Mulher branca e heterossexual, foram os 15 anos Defensoria que ensinaram Graziele Carra Dias, de 38 anos, a se colocar no lugar do outro. Sul-mato-grossense natural de Maracaju, depois de passar pela cidade natal e Chapadão do Sul, chegou a Campo Grande em 2014 ano da criação do núcleo.

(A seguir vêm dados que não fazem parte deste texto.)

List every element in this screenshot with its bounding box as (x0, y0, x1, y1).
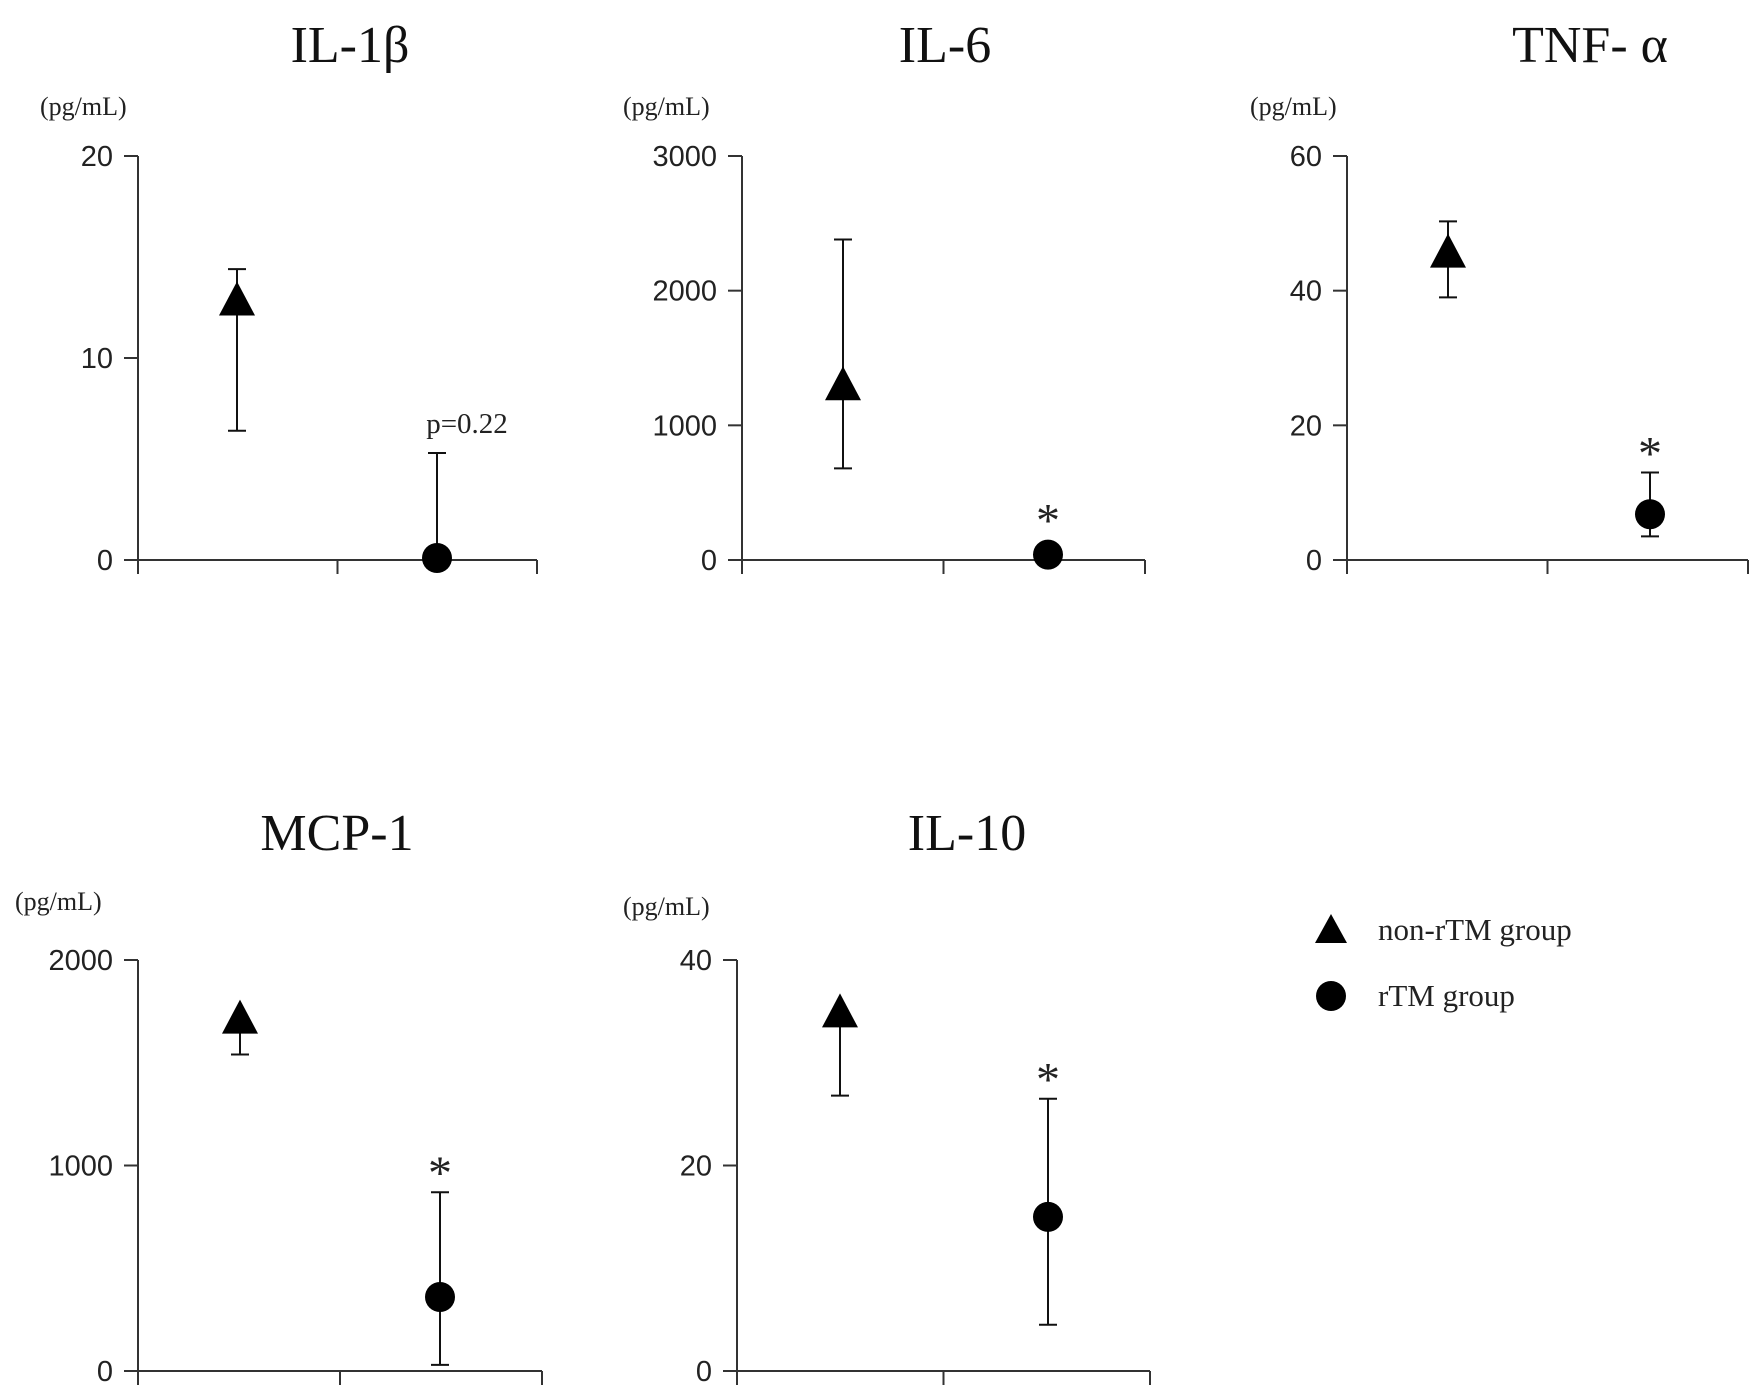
y-unit-label: (pg/mL) (15, 887, 102, 916)
y-unit-label: (pg/mL) (40, 92, 127, 121)
chart-panels: IL-1β (pg/mL) 0 10 20 p=0.22 IL-6 (pg/mL) 0 1000 2… (15, 17, 1749, 1388)
p-value-label: p=0.22 (426, 408, 508, 440)
y-tick-label: 0 (696, 1356, 712, 1388)
chart-title: IL-10 (908, 805, 1026, 862)
significance-asterisk: * (1036, 495, 1060, 548)
chart-panel-5: IL-10 (pg/mL) 0 20 40 * (623, 805, 1151, 1388)
y-unit-label: (pg/mL) (623, 92, 710, 121)
data-point-triangle (822, 993, 858, 1028)
data-point-circle (1033, 1201, 1063, 1232)
data-point-triangle (219, 281, 255, 316)
data-point-circle (1635, 499, 1665, 530)
legend-marker-triangle (1315, 914, 1347, 943)
y-tick-label: 20 (1290, 410, 1322, 442)
legend: non-rTM group rTM group (1315, 912, 1572, 1013)
chart-title: IL-1β (291, 17, 410, 74)
significance-asterisk: * (1036, 1054, 1060, 1107)
chart-title: MCP-1 (260, 805, 413, 862)
y-tick-label: 10 (81, 343, 113, 375)
chart-panel-4: MCP-1 (pg/mL) 0 1000 2000 * (15, 805, 543, 1388)
significance-asterisk: * (428, 1147, 452, 1200)
y-tick-label: 0 (701, 545, 717, 577)
data-point-circle (425, 1282, 455, 1313)
data-point-circle (422, 542, 452, 573)
data-point-triangle (222, 999, 258, 1034)
y-tick-label: 0 (1306, 545, 1322, 577)
data-point-triangle (825, 366, 861, 401)
y-tick-label: 2000 (48, 945, 113, 977)
chart-panel-1: IL-1β (pg/mL) 0 10 20 p=0.22 (40, 17, 538, 577)
legend-marker-circle (1316, 981, 1346, 1011)
chart-title: TNF- α (1512, 17, 1668, 74)
y-tick-label: 40 (680, 945, 712, 977)
y-tick-label: 20 (81, 141, 113, 173)
legend-label-rtm: rTM group (1378, 978, 1515, 1013)
y-tick-label: 0 (97, 545, 113, 577)
data-point-triangle (1430, 233, 1466, 268)
y-tick-label: 40 (1290, 276, 1322, 308)
chart-panel-2: IL-6 (pg/mL) 0 1000 2000 3000 * (623, 17, 1146, 577)
significance-asterisk: * (1638, 427, 1662, 480)
data-point-circle (1033, 539, 1063, 570)
y-unit-label: (pg/mL) (1250, 92, 1337, 121)
y-tick-label: 0 (97, 1356, 113, 1388)
y-tick-label: 60 (1290, 141, 1322, 173)
y-unit-label: (pg/mL) (623, 892, 710, 921)
chart-title: IL-6 (899, 17, 991, 74)
y-tick-label: 1000 (48, 1151, 113, 1183)
y-tick-label: 2000 (652, 276, 717, 308)
chart-panel-3: TNF- α (pg/mL) 0 20 40 60 * (1250, 17, 1749, 577)
y-tick-label: 1000 (652, 410, 717, 442)
y-tick-label: 20 (680, 1151, 712, 1183)
y-tick-label: 3000 (652, 141, 717, 173)
legend-label-non-rtm: non-rTM group (1378, 912, 1572, 947)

Na memória dela, a lembrança mais marcante vem do feminicídio de Pâmella Jennifer Garicoi, 32 anos, em 2017. "Assassinada na fábrica de gesso. Eu já tinha atendido ela antes, feito o divórcio, a guarda... A gente fica pensando o que poderia ter feito para evitar se a gente tivesse, de fato, uma política pública concreta, não só na hora de proteger essa mulher, mas também preventivamente, porque essa questão é toda patriarcal, uma estrutura que vê a mulher como objeto. Se a gente tivesse ensinamentos e não reproduzisse isso, ao longo do tempo poderia mudar, mas o que se vê é o contrário. É mimimi é falar bobagem do feminismo", contextualiza.
Feminista, Graziele explica que o termo nada mais é do que a luta por direitos iguais, das mulheres poderem ser o que quiser sem limitações. "As mulheres trabalham, votam, podem escolher se trabalham fora ou não e tudo isso quem conquistou foram as próprias mulheres ao longo de muitos anos de luta. A mulher não entender isso, é muito triste".
Primeira coordenadora do núcleo, Graziele aprendeu a pensar não só em si mesma. "Sou uma mulher branca, heterossexual, sempre estudei em escola particular, nunca precisei vender o almoço para comprar a janta. As minhas condições são diferentes da grande maioria das mulheres e eu não posso tirar por base os caminhos que percorri. A Defensoria faz isso na vida, da gente se colocar no lugar do outro e pensar além da nossa bolha. Para mim, este é um serviço que tem que acolher a mulher".